In the real life experiments, we tested the Conformance Checking tools using models obtained with the discovery tool by varying the minimum support between 60 and 90. The minimum support indicates the minimum percentage of traces in which a constraint should be fulfilled to be added to the discovered model. Clearly, a higher minimum support implies that the discovered models contain less constraints. As expected (see Table 4), the execution times decrease when the minimum support used to discover the reference models increases in size. Also in this case, the Declare Analyzer (second block in Table 4) is faster. However, the ASP-based tool also scales well (first block in Table 4) requiring in the worst case around 1min.

Query Checking

Constraints Existence Responded Response Chain Absence Not Resp. Not Resp. Not Chain
Trace len Existence Response Existence Response
10 521 736 534 503 566 783 602 385
15 704 1113 801 788 784 1180 879 606
20 1321 1675 1143 1128 1373 1821 1304 865
25 1397 3218 1528 1561 1562 2823 1807 1104
30 1674 2878 1824 1906 1905 2784 2028 1301
10 399 658 541 632 441 799 806 772
15 616 1183 824 1057 595 1319 1121 1182
20 903 1778 1339 1550 874 1887 2127 2062
25 1188 2381 1724 2036 1101 3246 3200 2486
30 1461 3278 2066 2632 1333 3391 2766 2846
Table 5: ASP Query Checking (times in ms)

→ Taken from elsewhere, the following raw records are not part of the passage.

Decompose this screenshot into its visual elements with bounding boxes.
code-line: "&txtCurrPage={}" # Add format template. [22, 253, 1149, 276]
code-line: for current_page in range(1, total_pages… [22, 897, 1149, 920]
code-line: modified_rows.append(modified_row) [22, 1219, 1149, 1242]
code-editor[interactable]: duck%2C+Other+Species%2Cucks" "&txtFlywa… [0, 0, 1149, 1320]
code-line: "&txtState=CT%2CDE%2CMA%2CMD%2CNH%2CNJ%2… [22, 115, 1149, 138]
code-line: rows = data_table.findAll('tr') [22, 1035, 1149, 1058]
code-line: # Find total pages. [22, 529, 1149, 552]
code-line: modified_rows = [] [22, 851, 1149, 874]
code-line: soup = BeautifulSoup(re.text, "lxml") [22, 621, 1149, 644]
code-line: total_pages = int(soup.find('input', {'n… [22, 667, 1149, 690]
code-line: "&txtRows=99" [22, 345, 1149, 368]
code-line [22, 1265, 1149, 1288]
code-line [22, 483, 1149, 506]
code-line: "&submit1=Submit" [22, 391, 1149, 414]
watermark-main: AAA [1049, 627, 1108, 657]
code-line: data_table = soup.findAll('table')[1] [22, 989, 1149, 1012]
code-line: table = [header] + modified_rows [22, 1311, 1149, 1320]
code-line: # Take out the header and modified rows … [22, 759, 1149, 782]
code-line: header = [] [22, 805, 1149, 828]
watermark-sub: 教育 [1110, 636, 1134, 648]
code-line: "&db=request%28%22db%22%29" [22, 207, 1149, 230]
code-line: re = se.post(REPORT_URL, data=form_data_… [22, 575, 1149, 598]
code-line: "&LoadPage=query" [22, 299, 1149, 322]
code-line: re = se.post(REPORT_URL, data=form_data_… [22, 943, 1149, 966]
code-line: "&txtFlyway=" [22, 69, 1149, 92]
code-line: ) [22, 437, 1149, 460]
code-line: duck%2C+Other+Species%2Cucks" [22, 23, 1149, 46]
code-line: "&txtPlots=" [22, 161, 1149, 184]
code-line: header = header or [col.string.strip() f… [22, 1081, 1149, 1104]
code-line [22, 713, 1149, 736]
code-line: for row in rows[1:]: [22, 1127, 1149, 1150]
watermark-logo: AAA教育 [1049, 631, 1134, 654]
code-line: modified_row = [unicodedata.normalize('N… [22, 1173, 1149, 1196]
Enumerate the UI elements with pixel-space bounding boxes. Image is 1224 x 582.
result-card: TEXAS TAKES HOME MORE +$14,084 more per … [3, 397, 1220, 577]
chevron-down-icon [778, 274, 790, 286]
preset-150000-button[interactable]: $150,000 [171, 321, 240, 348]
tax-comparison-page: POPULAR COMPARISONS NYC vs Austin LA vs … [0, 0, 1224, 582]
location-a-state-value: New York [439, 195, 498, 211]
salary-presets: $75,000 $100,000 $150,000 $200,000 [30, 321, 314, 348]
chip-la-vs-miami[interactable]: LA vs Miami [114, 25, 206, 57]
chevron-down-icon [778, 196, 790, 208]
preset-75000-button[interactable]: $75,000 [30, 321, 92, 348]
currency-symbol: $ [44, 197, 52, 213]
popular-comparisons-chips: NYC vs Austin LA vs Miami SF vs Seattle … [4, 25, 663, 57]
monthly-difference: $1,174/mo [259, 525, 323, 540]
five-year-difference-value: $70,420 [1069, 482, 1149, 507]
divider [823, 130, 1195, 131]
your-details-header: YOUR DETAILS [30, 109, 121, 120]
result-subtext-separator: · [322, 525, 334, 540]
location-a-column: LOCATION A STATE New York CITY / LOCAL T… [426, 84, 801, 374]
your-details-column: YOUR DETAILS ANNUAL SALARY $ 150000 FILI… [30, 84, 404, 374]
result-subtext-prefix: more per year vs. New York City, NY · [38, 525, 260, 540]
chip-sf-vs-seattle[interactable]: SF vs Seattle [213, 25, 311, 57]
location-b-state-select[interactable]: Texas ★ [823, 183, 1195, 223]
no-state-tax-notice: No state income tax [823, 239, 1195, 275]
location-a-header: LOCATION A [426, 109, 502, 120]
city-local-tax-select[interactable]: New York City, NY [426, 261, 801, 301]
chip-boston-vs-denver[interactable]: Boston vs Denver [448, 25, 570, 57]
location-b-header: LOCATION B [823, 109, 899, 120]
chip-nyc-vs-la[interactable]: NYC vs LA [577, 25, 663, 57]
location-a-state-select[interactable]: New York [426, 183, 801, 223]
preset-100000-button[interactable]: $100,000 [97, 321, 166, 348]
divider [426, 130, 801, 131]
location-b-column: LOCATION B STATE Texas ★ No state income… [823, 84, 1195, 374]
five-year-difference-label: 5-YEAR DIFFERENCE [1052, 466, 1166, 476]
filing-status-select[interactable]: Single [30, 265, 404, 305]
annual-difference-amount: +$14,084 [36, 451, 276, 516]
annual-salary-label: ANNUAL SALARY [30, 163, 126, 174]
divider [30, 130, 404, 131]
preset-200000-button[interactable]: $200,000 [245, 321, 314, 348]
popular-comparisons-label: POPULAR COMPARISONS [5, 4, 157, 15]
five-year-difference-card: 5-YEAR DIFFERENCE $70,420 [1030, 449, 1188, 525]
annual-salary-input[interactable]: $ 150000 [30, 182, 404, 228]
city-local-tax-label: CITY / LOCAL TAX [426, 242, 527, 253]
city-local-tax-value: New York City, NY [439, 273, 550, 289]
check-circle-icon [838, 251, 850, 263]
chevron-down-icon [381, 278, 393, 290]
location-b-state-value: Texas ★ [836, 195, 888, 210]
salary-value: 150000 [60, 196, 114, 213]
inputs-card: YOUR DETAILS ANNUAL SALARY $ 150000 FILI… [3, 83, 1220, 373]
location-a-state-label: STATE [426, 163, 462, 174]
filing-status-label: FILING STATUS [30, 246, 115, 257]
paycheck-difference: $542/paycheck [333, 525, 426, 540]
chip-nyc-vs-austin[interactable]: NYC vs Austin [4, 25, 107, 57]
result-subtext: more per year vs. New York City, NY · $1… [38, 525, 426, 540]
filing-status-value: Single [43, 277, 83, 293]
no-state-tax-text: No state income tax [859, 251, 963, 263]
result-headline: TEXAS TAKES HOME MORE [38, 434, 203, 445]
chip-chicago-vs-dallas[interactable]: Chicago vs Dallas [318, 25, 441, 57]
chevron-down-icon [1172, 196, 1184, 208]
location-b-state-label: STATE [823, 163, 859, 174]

Since for Query Checking no competitor exists in the PM literature, we ran a set of controlled experiments to check how execution times vary under different conditions. We used the same synthetic logs used for Conformance Checking and tested 8 queries corresponding to 8 standard Declare templates, with and without data conditions. The results are shown in Table 5 (with and without data in the first and second block respectively). The execution times are comparable for different types of queries and the presence of data does not affect performance. In addition, as expected, the execution times increase when the traces in the log become longer.

Conclusions

We have devised an ASP-based approach to solve three classical problems from Declarative PM, namely Log Generation, Query Checking and Conformance Checking, in a data-aware setting. Our results include correct ASP-encoding schemata and an experimental evaluation against other approaches. The experimental results show that, for Log Generation, our approach drastically outperforms the state-of-the-art tool from PM. Time performance are slightly worse wrt to the existing ad-hoc Conformance Checker Declare Analyzer, which is optimized for Declare. As to Query Checking, our approach provides the first solution in a data-aware setting, a problem still open so far. We believe that, by showing how the selected problems can be encoded and solved in ASP, we are not only offering a solution technique but, more in general, we are putting forward ASP an effective modeling paradigm for Declarative PM in a data-aware setting. For future work, we plan to extend the approach to deal with actual, non-integer, timestamps in events and to go beyond local ltl by investigating the introduction of across-state quantification to relate the values assigned to attributes at a given time point to those assigned at a different time point.

Acknowledgments

Work partly supported by the ERC Advanced Grant WhiteMech (No. 834228), the EU ICT-48 2020 project TAILOR (No. 952215), the Sapienza Project DRAPE, and the UNIBZ project CAT.